I have a constraint optimization problem as follows:
- I need to assign $m$ tasks to $n$ days, with $n \geq m$.
- Each day can host 0 to $m$ tasks.
- Each task either belongs to type $A$ or $B$.
- I want to assign the tasks to the days such that tasks of the same type are grouped as much as possible on the same days (minimize mixing tasks of different types on the same day)
- I have a set of constraints indicating the days on which each task can occur.
- Moreover, the number of days that is used to host all the tasks should also be minimized. For instance: If the constraints allow hosting 2 tasks of the same type either on 2 different days or otherwise on the same day, hosting the 2 tasks on the same day should have preference.
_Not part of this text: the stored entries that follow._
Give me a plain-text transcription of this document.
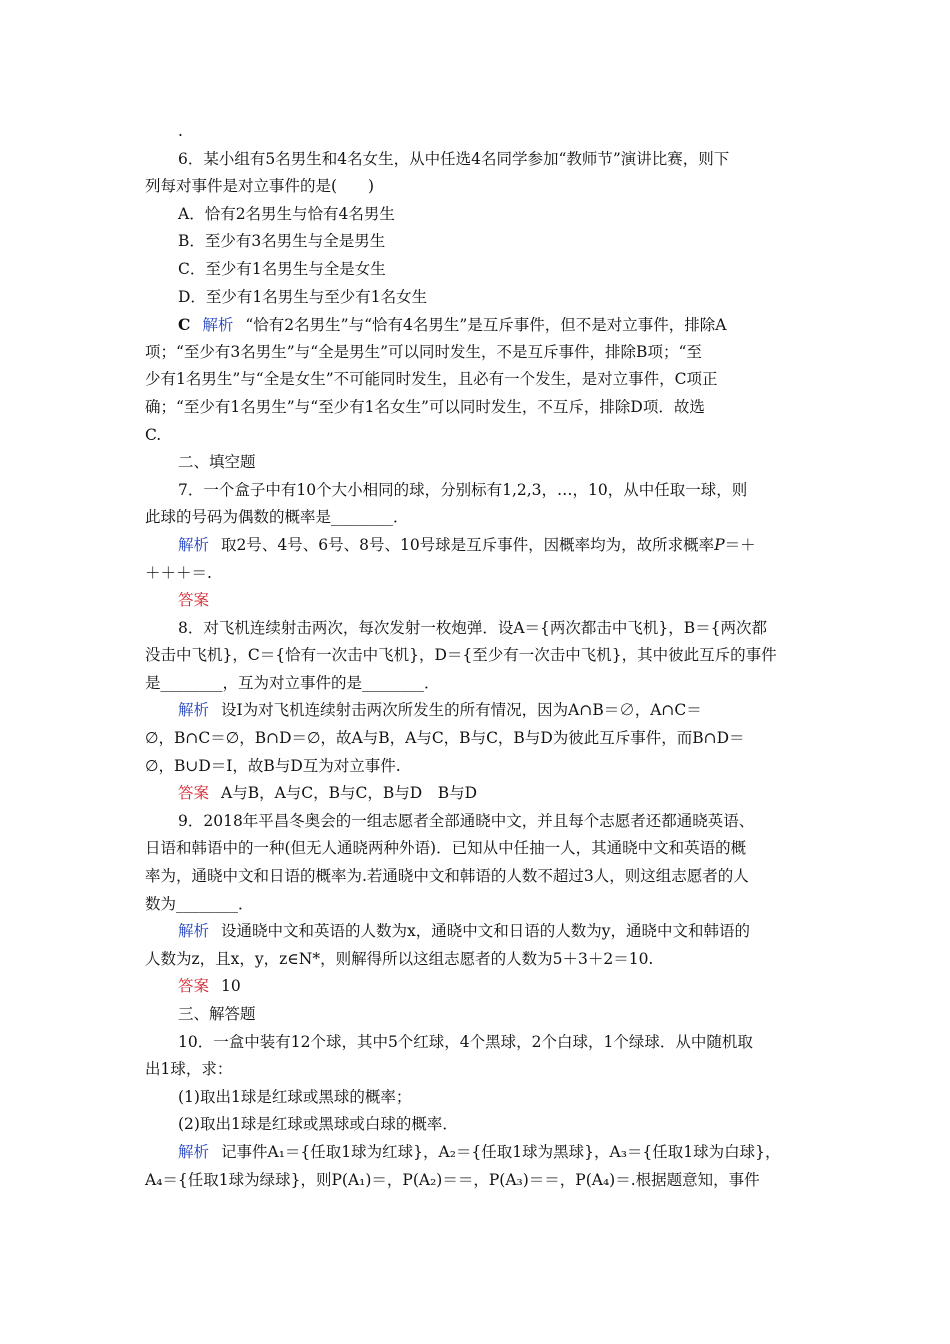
.
6．某小组有5名男生和4名女生，从中任选4名同学参加“教师节”演讲比赛，则下
列每对事件是对立事件的是(　　)
A．恰有2名男生与恰有4名男生
B．至少有3名男生与全是男生
C．至少有1名男生与全是女生
D．至少有1名男生与至少有1名女生
C 解析 “恰有2名男生”与“恰有4名男生”是互斥事件，但不是对立事件，排除A
项；“至少有3名男生”与“全是男生”可以同时发生，不是互斥事件，排除B项；“至
少有1名男生”与“全是女生”不可能同时发生，且必有一个发生，是对立事件，C项正
确；“至少有1名男生”与“至少有1名女生”可以同时发生，不互斥，排除D项．故选
C.
二、填空题
7．一个盒子中有10个大小相同的球，分别标有1,2,3，…，10，从中任取一球，则
此球的号码为偶数的概率是________．
解析 取2号、4号、6号、8号、10号球是互斥事件，因概率均为，故所求概率P＝＋
＋＋＋＝.
答案
8．对飞机连续射击两次，每次发射一枚炮弹．设A＝{两次都击中飞机}，B＝{两次都
没击中飞机}，C＝{恰有一次击中飞机}，D＝{至少有一次击中飞机}，其中彼此互斥的事件
是________，互为对立事件的是________．
解析 设I为对飞机连续射击两次所发生的所有情况，因为A∩B＝∅，A∩C＝
∅，B∩C＝∅，B∩D＝∅，故A与B，A与C，B与C，B与D为彼此互斥事件，而B∩D＝
∅，B∪D＝I，故B与D互为对立事件.
答案 A与B，A与C，B与C，B与D　B与D
9．2018年平昌冬奥会的一组志愿者全部通晓中文，并且每个志愿者还都通晓英语、
日语和韩语中的一种(但无人通晓两种外语)．已知从中任抽一人，其通晓中文和英语的概
率为，通晓中文和日语的概率为.若通晓中文和韩语的人数不超过3人，则这组志愿者的人
数为________．
解析 设通晓中文和英语的人数为x，通晓中文和日语的人数为y，通晓中文和韩语的
人数为z，且x，y，z∈N*，则解得所以这组志愿者的人数为5＋3＋2＝10.
答案 10
三、解答题
10．一盒中装有12个球，其中5个红球，4个黑球，2个白球，1个绿球．从中随机取
出1球，求：
(1)取出1球是红球或黑球的概率；
(2)取出1球是红球或黑球或白球的概率．
解析 记事件A₁＝{任取1球为红球}，A₂＝{任取1球为黑球}，A₃＝{任取1球为白球}，
A₄＝{任取1球为绿球}，则P(A₁)＝，P(A₂)＝＝，P(A₃)＝＝，P(A₄)＝.根据题意知，事件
I'm having issues finding a formulation of this problem that can be solved. My first thought is to use an $m\times n$ matrix $M$ where if $M(i,j) \neq 0$ it means that task $i$ occurs on day $j$. $M(i,j) = 1$ if the task is of type $A$, $M(i,j) = -1$ if the task is of type $B$.
I think part of my optimization objective should express that I want to minimize Shannon entropy: $-\sum p \dot \log(p)$. The zeros in my matrix are not relevant for the entropy calculation so when I compute $p$ I need to divide 2 variables: The number of tasks of group $A$ or $B$ divided by the total number of tasks on that day. I don't know the number of tasks on a given day beforehand since this is part of the optimization so I get a division of 2 variables.
I also tried an alternative for entropy in the objective function: I sum all the 1's and -1's on each day and then take the absolute value: The larger this sum, the higher the orderliness of that day. But again, when wanting to compare the 'orderliness' of 2 days with a different number of activities on them, I have to divide by the number of activities on that day, which is again division of 2 variables.
I've tried solving this problem with OR-tools and CVXPY but I get error messages like: The problem does not adhere to "disciplined convex programming". As I understand it, the division of 2 variables is a problem. Even worse, it is possible that a day has 0 activities and then I get a division by zero.
Is there any other formulation of this optimization problem that would not cause these problems?